Neither of his promises were realistic, Harrison said, because it simply takes time to grow the military and additional money than current budget caps simply will not allow. Obama’s sequestration plan, the Budget Control Act, is still in effect and will remain so until Congress reverses it.
Until then, he can’t ball out of control with federal dollars as he thought he could.
“(Trump) is working within a very constrained budget,” he said. “It wasn’t realistic to expect he could do everything he promised during the campaign.”
Which brings us to an interesting note about the F-35 procurements. If you remember, one of the first things Trump called for when he first entered office was lowering the cost of the F-35. Indeed, it is the most expensive weapons program in history. But in February, Lockheed Martin announced an agreement to sell 90 new F-35 fighter jets to the Defense Department for $8.5 billion, which saved $700 million when compared to the last deal.

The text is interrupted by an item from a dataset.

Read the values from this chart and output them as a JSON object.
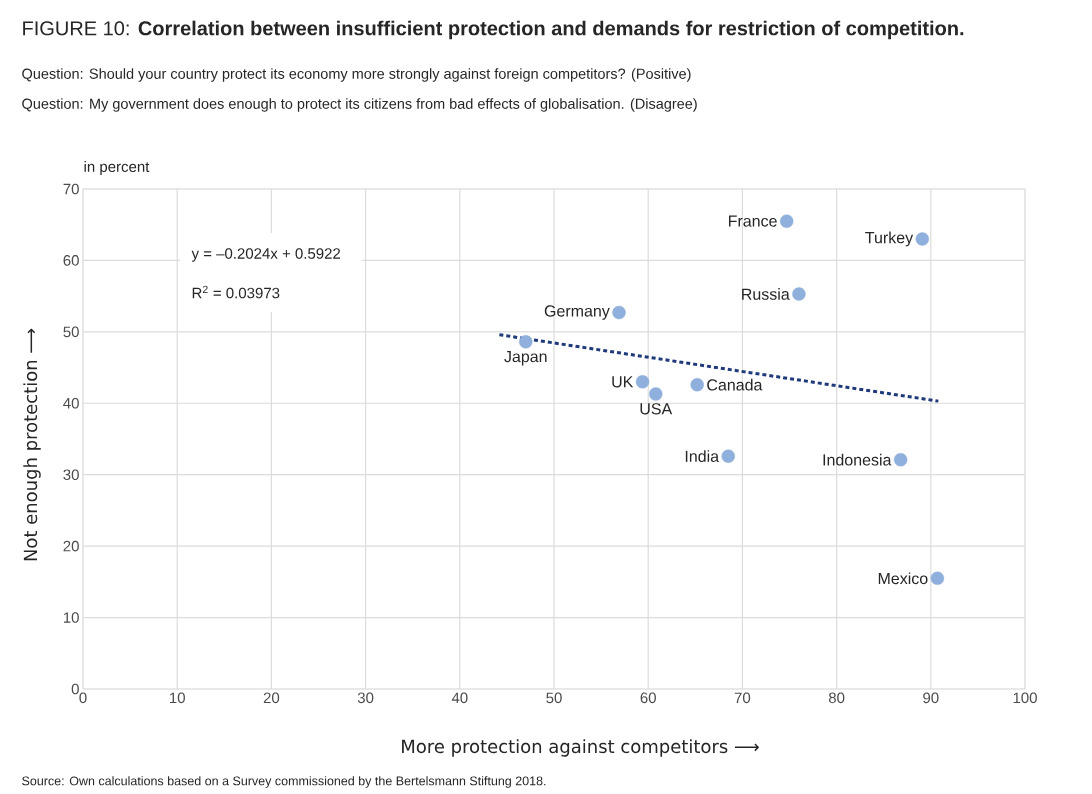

But it really wasn’t Trump’s doing; the plan to cut down F-35 costs was already in the making. Apparently, as you build a particular platform over the years, it gets cheaper to make.
That’s just a handy mental footnote, in case Trump wants to take credit for it.

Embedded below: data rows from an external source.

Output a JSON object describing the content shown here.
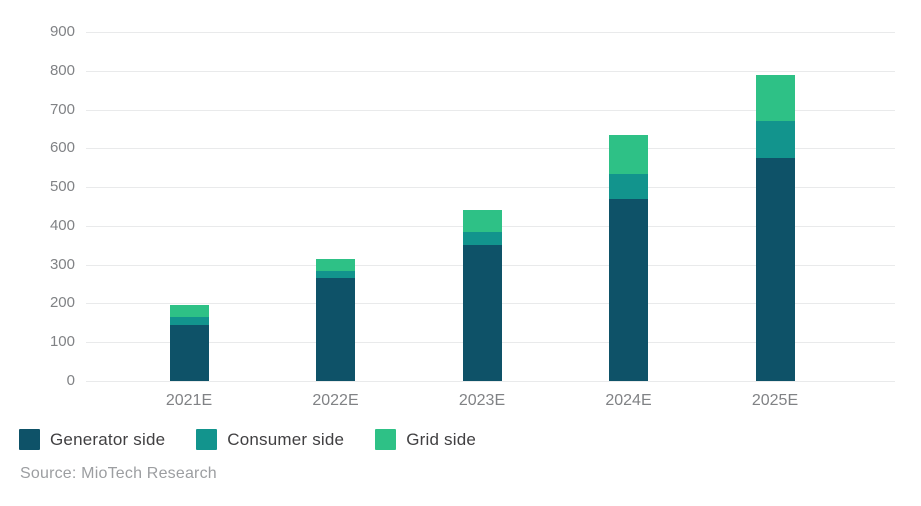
{
  "chart_data": {
    "type": "bar",
    "stacked": true,
    "title": "",
    "xlabel": "",
    "ylabel": "",
    "categories": [
      "2021E",
      "2022E",
      "2023E",
      "2024E",
      "2025E"
    ],
    "series": [
      {
        "name": "Generator side",
        "color": "#0e5268",
        "values": [
          145,
          265,
          350,
          470,
          575
        ]
      },
      {
        "name": "Consumer side",
        "color": "#12948d",
        "values": [
          20,
          20,
          35,
          65,
          95
        ]
      },
      {
        "name": "Grid side",
        "color": "#2ec186",
        "values": [
          30,
          30,
          55,
          100,
          120
        ]
      }
    ],
    "totals": [
      195,
      315,
      440,
      635,
      790
    ],
    "ylim": [
      0,
      900
    ],
    "yticks": [
      0,
      100,
      200,
      300,
      400,
      500,
      600,
      700,
      800,
      900
    ],
    "grid": "horizontal",
    "legend_position": "bottom-left"
  },
  "source": {
    "label": "Source: MioTech Research"
  },
  "colors": {
    "background": "#ffffff",
    "grid_line": "#e9eaeb",
    "axis_text": "#808285",
    "legend_text": "#414042",
    "source_text": "#9c9ea1"
  }
}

But the main takeaway from this is that, while his budget is not that much different from what Obama planned for 2017, it really doesn’t come close to the promises he made during the campaign. Remember back in February during his State of the Union when he said his budget called for the biggest increases in national defense spending history? Well, that wasn’t true, according to PolitiFact:
Budget writers talk about the base defense budget. That number excludes billions for Overseas Contingency Operations, a big ticket item that covers the costs of actually fighting wars. Right now, that spending adds about $55 billion to the Pentagon’s account.
When the contingency money is factored in, spending today is about $587 billion. This difference can lead to some confusion as people debate the magnitude of Trump’s request. Sen. John McCain, R-Ariz., said Trump’s plan raises the Pentagon’s budget by only about $18 billion. But he’s comparing Trump’s apparent base request to the full Pentagon budget.
So with that in mind, let’s go back in time.
President Jimmy Carter’s last budget kicked up military spending 25 percent in 1981. President Ronald Reagan’s added another 20 percent the next year. President George W. Bush raised it by 27 percent in 2003, 13 percent in 2007 and nearly 12 percent in 2008.
Trump’s spending doesn’t really compare. The reality is that, as many presidents realize—but this one especially—is that the reality of the position is very different from the campaign trail. He simply cannot speak something into the universe and make it so. And his budget reveals as much.
“People didn’t realize and maybe he didn’t realize how limited his options were,” Harrison said.